Not only will people continue to be hindered from making important financial decisions, but the “Abandoned Communities” study highlights how micro branches will continue to deprive them of the ability to secure all-important finance for small and independent businesses. In this research from last year, it was found that branch closures have a severely negative effect on SME lending, going so far as to reduce it’s growth by 63% on average in areas experiencing a single branch closure. More astonishingly still, this grows to 104% in areas that see their final branch disappear. Above all else, this starkly underlines the need for more than just the ability to make simple transactions, and it starkly underlines how micro branches – which will offer customers help only with using various banking machines – will not only do nothing to address the decline of small business financing, but will make things worse.
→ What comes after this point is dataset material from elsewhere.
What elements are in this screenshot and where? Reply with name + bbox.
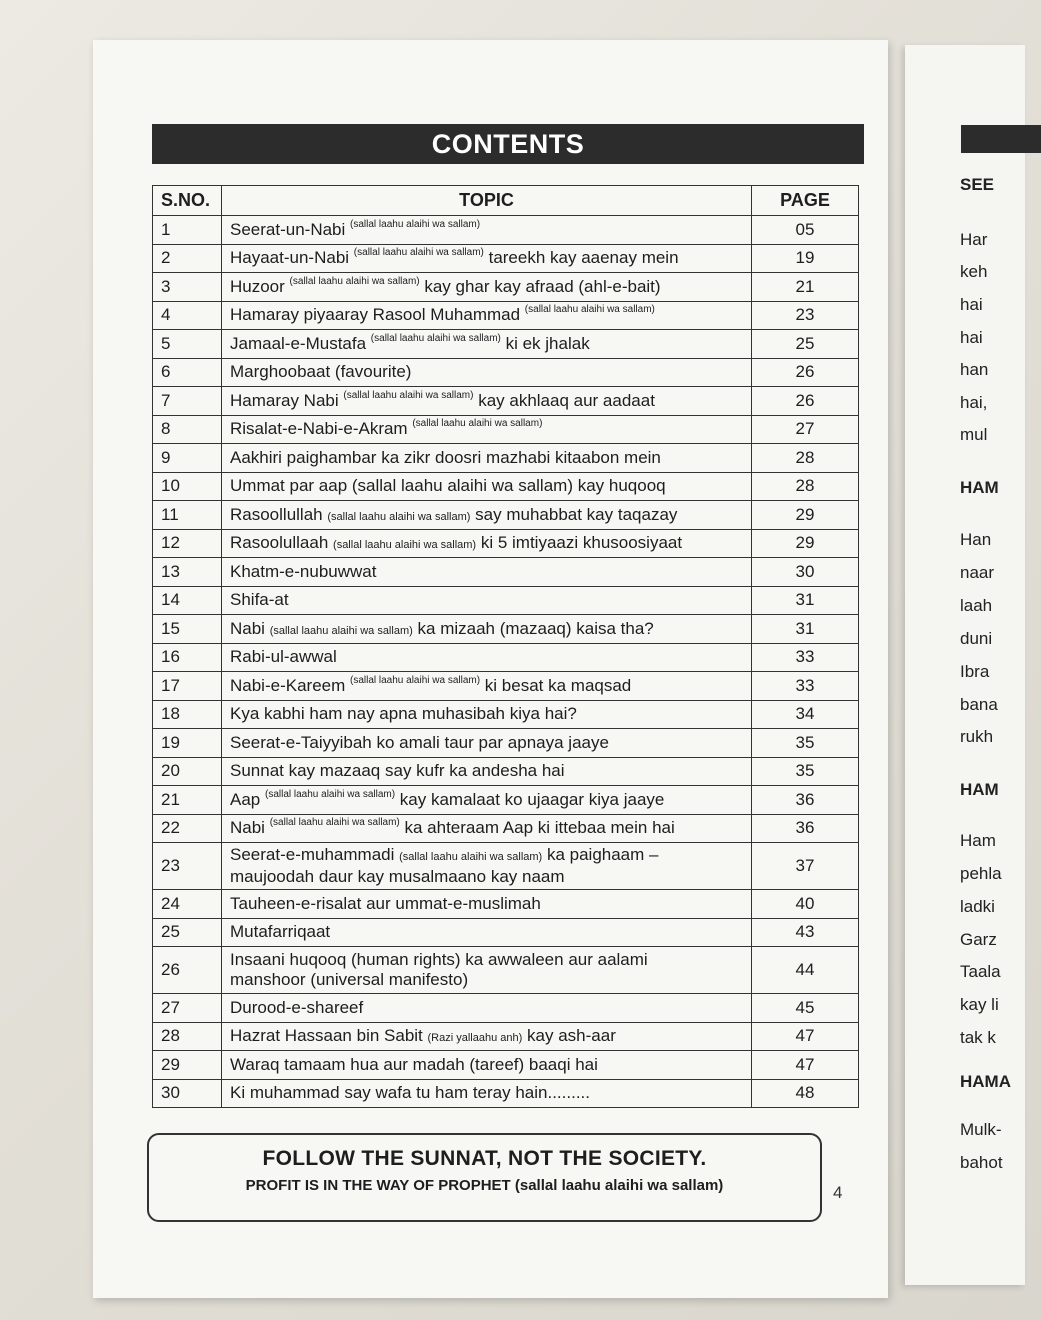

In view of all this, it becomes clear that, far from tackling such serious problems, plans such as Lloyds’ will only deepen them. Not only that, but they seek to make the continued disappearance of traditional community banking more acceptable, while continuing to restructure the banking industry in such a way as to allow it to recoup some its massive, self-caused losses from the financial crisis (e.g. RBS cut the most branches in the year between April 2015 and 2016, which is interesting insofar as they made their ninth consecutive annual loss in February). As such, while Lloyds’ idea might initially seem like a good one, it will only accelerate a trend that has seen banks increasingly favour the wealthy while neglecting those who aren’t so affluent.